Why do some agencies charge £3,000 to £8,000 for a builder website?+

That price pays for their overheads — account managers, designers, developers and meetings — plus fully bespoke design and features aimed at larger contractors. It is genuinely worth it if you need a custom brand or a big multi-page platform. For a small firm that mainly needs to look professional and get enquiries, it is paying for capacity you will not use.

Are pay-monthly websites cheaper than paying once?+

Usually not. A £75-a-month deal over a 36-month contract totals £2,700, often more than a one-off build, and you frequently do not own the site — stop paying and it disappears. Cancelling early can trigger the full remaining balance. Always check the contract length and total cost before signing.

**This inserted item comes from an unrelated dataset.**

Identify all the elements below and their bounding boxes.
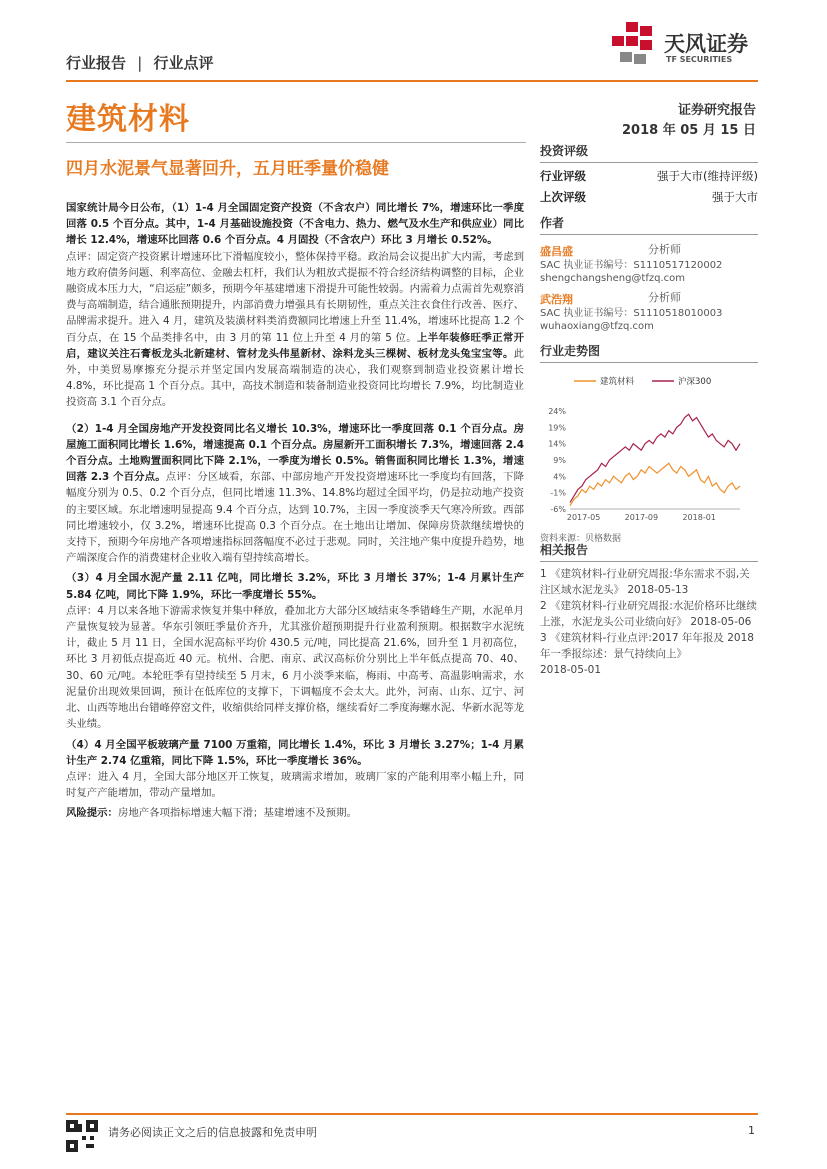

What ongoing costs will I have after the website is built?+

The unavoidable ones are a domain name (about £8 to £15 a year) and hosting (roughly £5 to £20 a month). SSL, the padlock in the browser, should always be free. Optional extras include a branded email address and paid support for content changes. Ask up front what a simple photo or text update will cost.

How long should it take to get a builder's website online?+

It should not take months. With a template-based, fixed-price approach the site can be live in about 7 days, once you have supplied your logo, photos of your work and your service details. Long agency timelines usually reflect a bespoke design process, not the actual build time for a small brochure website.